Latour is also working on establishing a new type of Biennale in Venice, which will incorporate social scientists into artistic production. By bringing together social scientists and artists, Latour wants to address these issues in new ways. He expressed interest in Avatar, calling it the first ‘Gaia’ film, beginning this task of rethinking the ecological crisis and exploring ways of making it representable.
His engagement with climate change includes his participation in the Nordic Exhibition of the year Rethink: Contemporary Art and Climate Change which was staged in Copenhagen during COP15. He contributed to the Rethink exhibition catalogue with the essay “It's Development, Stupid” Or: How To Modernize Modernization. It is a response to Ted Nordhaus and Michael Shellenberger, Break Through – From the Death of Environmentalism to the Politics of Possibility. In this essay, Latour argues that the separation of the subjective from the real into dichotomies such as 'nature' and 'culture' must end. In order to begin to tackle the challenges we are facing, we must acknowledge just how closely human and nature are entwined. He has given a lecture on ‘Politics and Nature’ at the Rethink The Implicit venue at the Den Frie Centre of Contemporary Art.
Latour spent most of his Tate talk discussing two of his previous exhibition projects which combined the talents of artists and social scientists. Both exhibits were produced with Peter Weibel at ZKM Centre for Art and Media in Karlsruhe, Germany. The first, Iconoclash (2002), which brought together a team of curators, including Hans Ulrich Obrist from the Serpentine Gallery, examined how iconoclasts are represented in art, religion and science. The second, Making Things Public, partnered artists with social scientists to create individual exhibits. The exhibition was centred on a number of themes: Assembling or Disassembling; Which Cosmos for which Cosmopolitics; The Problem of Composition; From Objects to Things; From Laboratory to Public Proofs; The Great Pan is Dead!; Reshuffling Religious Assemblies; The Parliaments of Nature. The exhibition sought to materialise the concept of a ‘Parliament of Things’.

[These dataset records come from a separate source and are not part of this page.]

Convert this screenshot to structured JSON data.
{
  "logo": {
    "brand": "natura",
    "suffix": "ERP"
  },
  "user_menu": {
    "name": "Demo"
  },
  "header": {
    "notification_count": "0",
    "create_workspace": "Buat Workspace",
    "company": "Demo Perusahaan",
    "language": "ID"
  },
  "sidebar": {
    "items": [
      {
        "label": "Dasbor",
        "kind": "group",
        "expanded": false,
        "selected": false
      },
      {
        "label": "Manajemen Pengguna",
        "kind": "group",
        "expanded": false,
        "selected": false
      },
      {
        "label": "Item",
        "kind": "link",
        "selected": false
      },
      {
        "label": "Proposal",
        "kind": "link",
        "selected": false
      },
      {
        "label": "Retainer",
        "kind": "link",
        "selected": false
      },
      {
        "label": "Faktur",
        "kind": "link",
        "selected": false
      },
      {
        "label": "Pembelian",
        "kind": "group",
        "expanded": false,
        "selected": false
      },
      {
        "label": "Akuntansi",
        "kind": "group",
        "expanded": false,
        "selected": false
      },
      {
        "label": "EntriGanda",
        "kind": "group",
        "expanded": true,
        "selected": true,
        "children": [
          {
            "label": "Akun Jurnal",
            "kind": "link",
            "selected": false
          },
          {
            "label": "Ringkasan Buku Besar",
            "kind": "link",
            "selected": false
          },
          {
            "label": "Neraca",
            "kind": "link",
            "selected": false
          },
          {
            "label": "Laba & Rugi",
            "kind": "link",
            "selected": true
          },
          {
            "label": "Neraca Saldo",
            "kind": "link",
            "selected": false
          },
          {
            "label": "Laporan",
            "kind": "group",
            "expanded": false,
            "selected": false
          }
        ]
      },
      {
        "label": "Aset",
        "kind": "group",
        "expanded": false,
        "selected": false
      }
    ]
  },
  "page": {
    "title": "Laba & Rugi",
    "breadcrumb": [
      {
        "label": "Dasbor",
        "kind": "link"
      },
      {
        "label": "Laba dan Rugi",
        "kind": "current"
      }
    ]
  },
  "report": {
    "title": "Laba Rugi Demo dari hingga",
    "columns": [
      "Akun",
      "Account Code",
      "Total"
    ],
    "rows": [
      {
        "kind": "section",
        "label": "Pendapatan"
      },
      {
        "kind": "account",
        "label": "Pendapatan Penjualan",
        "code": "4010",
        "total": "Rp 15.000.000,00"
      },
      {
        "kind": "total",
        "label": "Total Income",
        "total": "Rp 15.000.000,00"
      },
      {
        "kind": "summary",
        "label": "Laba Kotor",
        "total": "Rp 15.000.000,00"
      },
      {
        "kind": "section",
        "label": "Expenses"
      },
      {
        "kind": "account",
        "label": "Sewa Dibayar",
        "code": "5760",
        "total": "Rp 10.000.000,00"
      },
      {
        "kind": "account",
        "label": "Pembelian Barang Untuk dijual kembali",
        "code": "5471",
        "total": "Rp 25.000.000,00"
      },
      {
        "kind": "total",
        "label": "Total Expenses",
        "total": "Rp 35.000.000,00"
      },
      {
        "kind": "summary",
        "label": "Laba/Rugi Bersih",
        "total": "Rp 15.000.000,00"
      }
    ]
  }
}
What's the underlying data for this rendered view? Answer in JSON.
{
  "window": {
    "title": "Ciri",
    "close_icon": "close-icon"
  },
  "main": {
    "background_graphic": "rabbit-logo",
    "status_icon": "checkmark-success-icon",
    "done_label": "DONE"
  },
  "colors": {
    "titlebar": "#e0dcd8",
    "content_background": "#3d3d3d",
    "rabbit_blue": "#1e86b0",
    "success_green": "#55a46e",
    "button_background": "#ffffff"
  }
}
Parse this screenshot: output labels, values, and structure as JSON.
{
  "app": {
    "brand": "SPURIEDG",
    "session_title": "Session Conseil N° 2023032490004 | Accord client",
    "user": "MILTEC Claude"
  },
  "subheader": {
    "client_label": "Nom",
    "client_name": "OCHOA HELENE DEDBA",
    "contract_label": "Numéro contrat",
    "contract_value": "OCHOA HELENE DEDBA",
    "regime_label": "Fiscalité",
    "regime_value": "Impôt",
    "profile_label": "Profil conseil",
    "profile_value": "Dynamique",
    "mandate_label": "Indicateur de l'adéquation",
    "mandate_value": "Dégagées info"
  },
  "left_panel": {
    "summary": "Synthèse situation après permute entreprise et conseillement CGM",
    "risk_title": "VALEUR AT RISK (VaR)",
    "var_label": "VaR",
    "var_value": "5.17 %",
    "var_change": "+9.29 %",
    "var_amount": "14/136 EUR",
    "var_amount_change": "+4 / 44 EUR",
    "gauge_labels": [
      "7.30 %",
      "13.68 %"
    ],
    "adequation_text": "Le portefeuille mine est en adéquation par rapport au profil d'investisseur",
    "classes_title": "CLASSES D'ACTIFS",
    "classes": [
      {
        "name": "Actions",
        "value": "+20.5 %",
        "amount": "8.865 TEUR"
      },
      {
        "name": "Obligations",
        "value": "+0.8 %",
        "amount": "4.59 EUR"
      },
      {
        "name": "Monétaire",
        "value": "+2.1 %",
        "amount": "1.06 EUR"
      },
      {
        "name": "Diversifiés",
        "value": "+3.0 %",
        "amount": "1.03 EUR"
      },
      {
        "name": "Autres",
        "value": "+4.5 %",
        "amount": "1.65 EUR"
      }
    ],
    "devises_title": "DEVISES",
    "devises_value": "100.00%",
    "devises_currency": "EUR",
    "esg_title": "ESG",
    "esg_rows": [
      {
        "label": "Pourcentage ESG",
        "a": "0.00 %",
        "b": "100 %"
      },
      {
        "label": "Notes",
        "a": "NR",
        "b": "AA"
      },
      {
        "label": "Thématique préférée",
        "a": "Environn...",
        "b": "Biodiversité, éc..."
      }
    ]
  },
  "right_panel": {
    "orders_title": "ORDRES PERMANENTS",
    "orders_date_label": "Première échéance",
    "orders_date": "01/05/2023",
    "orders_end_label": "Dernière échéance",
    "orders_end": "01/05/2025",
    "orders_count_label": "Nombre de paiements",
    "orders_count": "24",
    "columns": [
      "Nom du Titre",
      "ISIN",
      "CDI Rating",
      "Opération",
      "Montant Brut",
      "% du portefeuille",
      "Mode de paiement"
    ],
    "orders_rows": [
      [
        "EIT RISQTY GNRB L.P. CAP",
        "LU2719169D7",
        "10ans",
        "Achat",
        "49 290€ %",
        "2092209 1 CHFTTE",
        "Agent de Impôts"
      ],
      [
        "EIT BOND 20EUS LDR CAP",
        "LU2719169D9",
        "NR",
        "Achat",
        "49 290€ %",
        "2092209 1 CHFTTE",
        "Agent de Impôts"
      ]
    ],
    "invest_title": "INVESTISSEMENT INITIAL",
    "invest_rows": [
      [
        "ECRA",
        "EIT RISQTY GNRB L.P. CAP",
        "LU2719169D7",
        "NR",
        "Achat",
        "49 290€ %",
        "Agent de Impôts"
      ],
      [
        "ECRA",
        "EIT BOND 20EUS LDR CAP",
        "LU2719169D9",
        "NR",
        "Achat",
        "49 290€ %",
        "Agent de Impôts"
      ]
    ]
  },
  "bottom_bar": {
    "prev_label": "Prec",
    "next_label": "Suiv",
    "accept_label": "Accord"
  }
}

Latour conceptualised his exhibitions as thought experiments, but found the exhibitions themselves to be failures, saying that most of the individual projects within the exhibition failed as works of art. The books that accompanied the exhibitions, in particular, Making Things Public, a large book created after the exhibition, were more successful.
This was one of the themes that emerged from the day at Tate: whether certain exhibitions work better as books. Latour said that working on exhibitions has been one of the most interesting parts of his academic life. Exhibitions, he said, have a different rhythm and intensity of work and creating the ‘thing in the space’ adds to intellectual life. But creating an exhibition must be different to writing. When exhibitions merely illustrate a point, no gain is made.
Latour’s interests have now moved towards ecology and the role of the arts in representing our environmental challenges and the need for artists and social scientists to collaborate on these issues. He said he himself is writing a play on climate change.
Kellie Payne is a PhD student in the Geography department at the Open University researching culture and climate change.